AUD/USD: Upward trend in full swing as RBA strengthens Aussie's position

The Australian dollar continues to gain momentum against the U.S. currency, approaching the borders of the 68th figure. The AUD/USD pair demonstrated an upward trend throughout the past week, reacting to the results of the Reserve Bank of Australia's (RBA) May meeting. The regulator unexpectedly raised the interest rate by another 25 basis points after the April pause. At the same time, the central bank voiced fairly hawkish rhetoric, supporting the Australian currency.

Moreover, the upward trend of AUD/USD is due to the weakening of the greenback: the U.S. dollar index has returned to the area of the 100th figure, losing the positions gained last week. However, the Aussie is driving the pair's growth: the RBA's aggressive stance played a decisive role in determining the direction of the price movement.

Echo of the RBA's May meeting

After the announcement of the results of the RBA's May meeting, many journalists called the central bank's decision "shocking." In reality, this is not entirely true. The regulator indeed implemented the most hawkish of all the suggested scenarios, but many experts did not rule out such a course of events. The RBA hinted at this option during the April meeting, admitting the resumption of a hawkish course. Traders were apparently disoriented by the inflation growth in Australia, as per the latest data released. The report reflected a slowdown in the consumer price index, but the pace of decline leaves much to be desired. Therefore, this release could be interpreted differently: on the one hand, inflation is indeed decreasing; on the other hand, it is slower than desired.

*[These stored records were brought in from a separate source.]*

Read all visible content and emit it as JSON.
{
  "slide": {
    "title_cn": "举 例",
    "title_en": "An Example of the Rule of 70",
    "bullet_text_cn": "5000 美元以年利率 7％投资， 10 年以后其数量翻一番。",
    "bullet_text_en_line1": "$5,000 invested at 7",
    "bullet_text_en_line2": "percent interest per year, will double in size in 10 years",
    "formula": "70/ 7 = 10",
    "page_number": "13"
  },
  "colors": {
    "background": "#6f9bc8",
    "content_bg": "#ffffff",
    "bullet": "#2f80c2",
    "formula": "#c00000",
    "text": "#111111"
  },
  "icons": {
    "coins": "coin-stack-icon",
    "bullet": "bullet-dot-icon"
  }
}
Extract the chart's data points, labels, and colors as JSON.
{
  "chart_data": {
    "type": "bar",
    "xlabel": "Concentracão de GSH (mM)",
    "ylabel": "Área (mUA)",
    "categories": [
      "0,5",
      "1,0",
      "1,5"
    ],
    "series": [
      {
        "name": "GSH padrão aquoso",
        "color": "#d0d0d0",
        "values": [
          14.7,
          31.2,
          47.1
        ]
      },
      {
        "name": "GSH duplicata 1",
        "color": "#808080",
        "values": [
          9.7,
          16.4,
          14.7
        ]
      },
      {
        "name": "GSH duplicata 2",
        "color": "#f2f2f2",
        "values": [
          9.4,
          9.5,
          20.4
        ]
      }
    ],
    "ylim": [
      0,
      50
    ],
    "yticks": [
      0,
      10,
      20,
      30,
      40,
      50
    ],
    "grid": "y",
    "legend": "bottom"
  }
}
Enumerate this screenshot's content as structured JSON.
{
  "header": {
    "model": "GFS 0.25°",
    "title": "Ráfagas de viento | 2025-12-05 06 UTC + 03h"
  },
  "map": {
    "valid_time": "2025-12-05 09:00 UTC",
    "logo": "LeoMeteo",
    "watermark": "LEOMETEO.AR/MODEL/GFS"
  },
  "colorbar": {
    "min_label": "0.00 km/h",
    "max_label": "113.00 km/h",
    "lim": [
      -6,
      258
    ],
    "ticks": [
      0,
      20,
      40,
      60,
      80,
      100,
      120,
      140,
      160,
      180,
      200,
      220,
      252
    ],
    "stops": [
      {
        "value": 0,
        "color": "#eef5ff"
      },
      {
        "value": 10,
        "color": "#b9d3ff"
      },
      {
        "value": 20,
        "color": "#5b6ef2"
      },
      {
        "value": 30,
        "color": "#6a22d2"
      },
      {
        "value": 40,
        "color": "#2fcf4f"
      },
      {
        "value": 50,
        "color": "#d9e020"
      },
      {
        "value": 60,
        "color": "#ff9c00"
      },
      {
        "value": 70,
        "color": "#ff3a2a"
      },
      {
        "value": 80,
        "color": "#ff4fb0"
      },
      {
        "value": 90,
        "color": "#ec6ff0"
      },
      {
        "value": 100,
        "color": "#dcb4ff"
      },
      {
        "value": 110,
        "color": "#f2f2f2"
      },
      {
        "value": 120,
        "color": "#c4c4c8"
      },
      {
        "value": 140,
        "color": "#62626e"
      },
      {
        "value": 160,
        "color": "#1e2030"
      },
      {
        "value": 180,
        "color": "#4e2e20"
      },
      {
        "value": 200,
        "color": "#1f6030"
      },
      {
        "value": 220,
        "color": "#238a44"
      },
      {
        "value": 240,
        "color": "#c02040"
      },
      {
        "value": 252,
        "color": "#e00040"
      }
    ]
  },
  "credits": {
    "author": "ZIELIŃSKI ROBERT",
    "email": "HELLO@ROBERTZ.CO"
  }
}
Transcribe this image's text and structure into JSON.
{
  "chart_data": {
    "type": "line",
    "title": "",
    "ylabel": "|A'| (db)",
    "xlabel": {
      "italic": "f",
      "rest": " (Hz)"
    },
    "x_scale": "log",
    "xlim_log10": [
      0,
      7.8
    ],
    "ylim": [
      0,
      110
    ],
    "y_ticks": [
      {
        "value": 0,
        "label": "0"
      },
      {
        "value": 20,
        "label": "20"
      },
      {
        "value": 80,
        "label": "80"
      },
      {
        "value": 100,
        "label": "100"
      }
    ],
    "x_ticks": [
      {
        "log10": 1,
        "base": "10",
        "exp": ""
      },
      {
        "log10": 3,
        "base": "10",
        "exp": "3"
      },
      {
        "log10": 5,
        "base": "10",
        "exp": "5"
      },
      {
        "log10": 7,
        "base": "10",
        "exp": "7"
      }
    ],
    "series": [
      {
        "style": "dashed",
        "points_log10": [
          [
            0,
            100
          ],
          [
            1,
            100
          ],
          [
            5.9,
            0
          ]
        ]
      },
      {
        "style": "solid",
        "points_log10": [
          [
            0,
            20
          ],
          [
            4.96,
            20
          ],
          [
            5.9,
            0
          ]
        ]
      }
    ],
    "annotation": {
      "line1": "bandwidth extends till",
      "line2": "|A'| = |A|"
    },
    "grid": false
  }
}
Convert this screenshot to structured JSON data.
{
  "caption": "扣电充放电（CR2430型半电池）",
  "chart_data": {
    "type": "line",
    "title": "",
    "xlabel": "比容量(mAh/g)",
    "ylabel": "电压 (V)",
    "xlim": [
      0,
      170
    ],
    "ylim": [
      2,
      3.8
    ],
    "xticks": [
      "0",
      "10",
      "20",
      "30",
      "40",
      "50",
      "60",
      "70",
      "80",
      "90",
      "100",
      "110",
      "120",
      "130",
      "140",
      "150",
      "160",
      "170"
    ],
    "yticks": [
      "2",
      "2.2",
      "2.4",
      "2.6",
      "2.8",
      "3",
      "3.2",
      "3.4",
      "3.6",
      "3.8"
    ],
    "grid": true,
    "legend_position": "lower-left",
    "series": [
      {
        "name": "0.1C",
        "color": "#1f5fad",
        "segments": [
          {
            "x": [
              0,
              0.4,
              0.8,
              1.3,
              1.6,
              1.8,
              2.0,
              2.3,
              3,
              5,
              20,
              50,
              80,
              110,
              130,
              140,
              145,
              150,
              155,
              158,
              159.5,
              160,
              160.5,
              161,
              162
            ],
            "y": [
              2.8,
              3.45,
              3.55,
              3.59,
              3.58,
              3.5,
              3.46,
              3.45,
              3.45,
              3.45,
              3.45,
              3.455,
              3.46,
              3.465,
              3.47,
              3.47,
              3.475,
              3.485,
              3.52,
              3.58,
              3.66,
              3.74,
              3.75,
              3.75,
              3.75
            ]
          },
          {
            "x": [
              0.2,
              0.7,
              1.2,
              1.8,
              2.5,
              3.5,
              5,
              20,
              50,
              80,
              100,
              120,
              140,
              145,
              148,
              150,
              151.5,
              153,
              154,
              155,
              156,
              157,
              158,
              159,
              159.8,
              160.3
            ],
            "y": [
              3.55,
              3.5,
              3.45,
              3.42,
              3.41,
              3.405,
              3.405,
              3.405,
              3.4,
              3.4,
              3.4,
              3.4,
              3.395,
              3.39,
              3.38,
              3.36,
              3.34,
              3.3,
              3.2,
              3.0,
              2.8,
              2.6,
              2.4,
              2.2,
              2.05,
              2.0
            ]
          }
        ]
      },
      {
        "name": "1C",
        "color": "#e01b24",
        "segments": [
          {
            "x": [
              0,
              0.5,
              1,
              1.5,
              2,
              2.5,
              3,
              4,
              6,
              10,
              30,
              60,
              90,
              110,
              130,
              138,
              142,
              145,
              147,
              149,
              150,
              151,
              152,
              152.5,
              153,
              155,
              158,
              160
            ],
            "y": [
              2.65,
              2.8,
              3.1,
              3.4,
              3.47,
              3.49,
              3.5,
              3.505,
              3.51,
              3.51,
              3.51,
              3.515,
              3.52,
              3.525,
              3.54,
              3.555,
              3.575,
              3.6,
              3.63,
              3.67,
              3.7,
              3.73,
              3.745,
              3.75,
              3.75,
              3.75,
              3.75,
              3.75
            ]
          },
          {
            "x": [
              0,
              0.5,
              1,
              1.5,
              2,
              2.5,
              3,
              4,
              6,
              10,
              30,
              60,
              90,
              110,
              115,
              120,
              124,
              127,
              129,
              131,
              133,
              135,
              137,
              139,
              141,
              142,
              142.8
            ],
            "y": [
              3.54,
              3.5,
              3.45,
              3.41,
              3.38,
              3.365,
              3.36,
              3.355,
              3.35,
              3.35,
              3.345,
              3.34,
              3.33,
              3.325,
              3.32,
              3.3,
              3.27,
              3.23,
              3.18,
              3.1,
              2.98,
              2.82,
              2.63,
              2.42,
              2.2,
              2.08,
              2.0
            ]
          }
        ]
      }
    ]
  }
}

In the end, the Australian regulator once again "went on the warpath": it not only raised the rate but also voiced unambiguous formulations, indicating a combative mood. In the accompanying statement, the central bank stated that board members remain determined to return inflation to the target level, as inflation at 7% is "still too high." At the same time, the central bank did not rule out further steps towards raising the rate: the final communique notes that further tightening "will depend on how the economy and inflation develop."

Last Friday, the RBA released its quarterly report, which examines the current economic conditions and forecasts for both the Australian and global economies in detail. This document also turned out to be on the side of the Aussie. In particular, the Reserve Bank pointed out that risks to inflation are "on the rise," given the low growth of labor productivity, rising energy prices, and a sharp increase in rental fees.

All this suggests that the Australian regulator may raise the interest rate again at one of the following meetings if inflation indicators decline too slowly or get stuck at current levels (let alone an upward trend). This fundamental factor provides significant support to the Aussie.

Greenback in anticipation

The U.S. currency, in turn, is awaiting the publication of key reports this week. On Wednesday, the U.S. will release the April Consumer Price Index; on Thursday, the Producer Price Index; and on Friday, the Import Price Index. If these indicators show a downward trend (with particular attention to the core CPI), the greenback will be under additional pressure. In anticipation of the main releases of the week, the U.S. dollar is likely to react to the strengthening/weakening of risk aversion in the market amid another "swing" in the U.S. banking system.

Meanwhile, the Aussie is awaiting data on retail sales in Australia, which will be published during the Asian session on Tuesday. In addition, AUD/USD traders will closely monitor China's trade balance data.

From a technical point of view, the pair is in the Kumo cloud on the daily chart, testing the upper Bollinger Bands line, which corresponds to the 0.6790 level. On the four-hour chart, the Ichimoku indicator formed a bullish signal, indicating the priority of an upward movement. The resistance level on this timeframe is also 0.6790 (the upper Bollinger Bands line on H4).

Conclusions

In my opinion, the AUD/USD pair has not exhausted its upward potential, primarily due to the divergence of the Fed and RBA rates. The Reserve Bank of Australia raised the rate contrary to opposite expectations and demonstrated a hawkish mood. The Federal Reserve also raised the rate by 25 basis points but made it clear that this is the last rate hike in the current tightening cycle—further steps in this direction are only possible if inflation in the U.S. starts to pick up again. That is why the upcoming inflation releases are so important for dollar pairs, and the AUD/USD pair is no exception.

Long positions on the pair should be considered after buyers break through the mentioned resistance level of 0.6790. In this case, the next target of the upward trend will be 0.6900, the upper border of the Kumo cloud on the weekly chart.